What do data breaches mean for customers?

IN: Help centre

It seems like every few months we hear about data breaches in the news.

From TalkTalk to Target, Three Mobile to Tesco Bank, Sports Direct to Sony, the companies that have suffered security woes are often well known. But knowing what a data breach means for their customers can be trickier. So at Aldermore, we thought it was time we discussed it.

What does a "data breach" actually mean?

A data breach happens when a hacker exploits a vulnerability in the security systems of a business, and uses it to steal information. In other words, they find the weak chink in the armour, and force their way through it in order to get hold of customer details. Often, they then sell these details to the highest bidder online.

What sort of data gets stolen?

Typically, it's the details that can be used for identity theft or financial fraud. Things like names, addresses, phone numbers, dates of birth, email addresses, bank details, and credit card numbers.
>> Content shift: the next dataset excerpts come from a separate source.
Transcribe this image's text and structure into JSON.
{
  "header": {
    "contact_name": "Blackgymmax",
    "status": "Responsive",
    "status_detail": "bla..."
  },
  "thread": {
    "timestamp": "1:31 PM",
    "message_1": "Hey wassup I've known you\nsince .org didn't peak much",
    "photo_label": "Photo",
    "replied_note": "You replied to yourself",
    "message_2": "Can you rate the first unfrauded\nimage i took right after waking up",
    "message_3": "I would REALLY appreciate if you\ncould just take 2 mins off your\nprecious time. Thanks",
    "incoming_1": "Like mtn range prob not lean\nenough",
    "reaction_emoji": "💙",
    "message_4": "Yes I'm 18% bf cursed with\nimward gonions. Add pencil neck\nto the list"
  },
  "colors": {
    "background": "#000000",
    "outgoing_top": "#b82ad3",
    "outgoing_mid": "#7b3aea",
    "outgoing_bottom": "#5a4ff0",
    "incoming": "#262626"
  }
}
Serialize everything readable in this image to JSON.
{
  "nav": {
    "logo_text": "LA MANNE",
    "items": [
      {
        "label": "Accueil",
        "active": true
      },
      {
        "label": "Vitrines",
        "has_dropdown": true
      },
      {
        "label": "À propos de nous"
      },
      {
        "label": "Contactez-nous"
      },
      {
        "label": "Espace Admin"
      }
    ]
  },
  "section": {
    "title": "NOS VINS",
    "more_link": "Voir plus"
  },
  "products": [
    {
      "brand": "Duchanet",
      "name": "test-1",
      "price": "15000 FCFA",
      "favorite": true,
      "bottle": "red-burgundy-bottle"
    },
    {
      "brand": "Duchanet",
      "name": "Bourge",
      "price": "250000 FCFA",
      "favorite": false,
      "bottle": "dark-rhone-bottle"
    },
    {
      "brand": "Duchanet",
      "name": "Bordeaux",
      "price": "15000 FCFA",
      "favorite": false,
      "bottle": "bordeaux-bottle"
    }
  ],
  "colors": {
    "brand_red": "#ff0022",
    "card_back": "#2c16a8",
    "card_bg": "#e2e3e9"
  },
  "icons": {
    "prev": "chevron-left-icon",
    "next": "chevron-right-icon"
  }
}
When American retail giant Target was attacked in January 2014, the information stolen included over 40 million names, PIN numbers, bank details, and of course credit and debit card numbers. These details were then sold in bulk online, for more criminals to exploit.

I'm a customer of a business that has had a data breach - now what?

It's best not to wait around for the business to confirm who exactly has been affected. Often they don't know, as cybercriminals don't always leave traces. That said, you should receive a notification that you *may* have been affected as soon as the organisation realises they've been targeted. Then there are a few things you need to do:

1. Change all of your passwords immediately

Obviously you need to change the password for the account that may have been breached. However, if any of your other online accounts have the same or similar passwords, these need to be changed too. And don't just add an extra number onto the end - your new passwords need to be completely different to the one that may have been stolen. Just in case.

2. Notify your bank

Verify your account details (to make sure they haven't surreptitiously been changed) and ask for a new PIN code if necessary.

3. Keep a close eye on your bank statements

Some victims of fraud have their accounts drained overnight. But over the years, cybercriminals have become cleverer, stealing as little as £1 a month from thousands of people at a time, and making a huge profit under the radar. If there are any transactions you don't recognise on your statement, notify your bank - no matter how small they are.

4. Be wary of any incoming emails from the breached organisation

Once a breach has been announced, all sorts of cybercriminals will come out of the woodwork to try to take advantage. So if you receive an email purporting to be from the company in question, asking you to click on a link and confirm your details, don't. It may be a phishing scam. Your best bet is to contact the company directly and find out your next steps.

In conclusion, it's clear that data breaches mean a whole lot of hassle for customers like you. But it doesn't have to mean losing your hard-earned money. If you take the steps we've suggested as soon as possible, you could protect your identity and finances from internet criminals.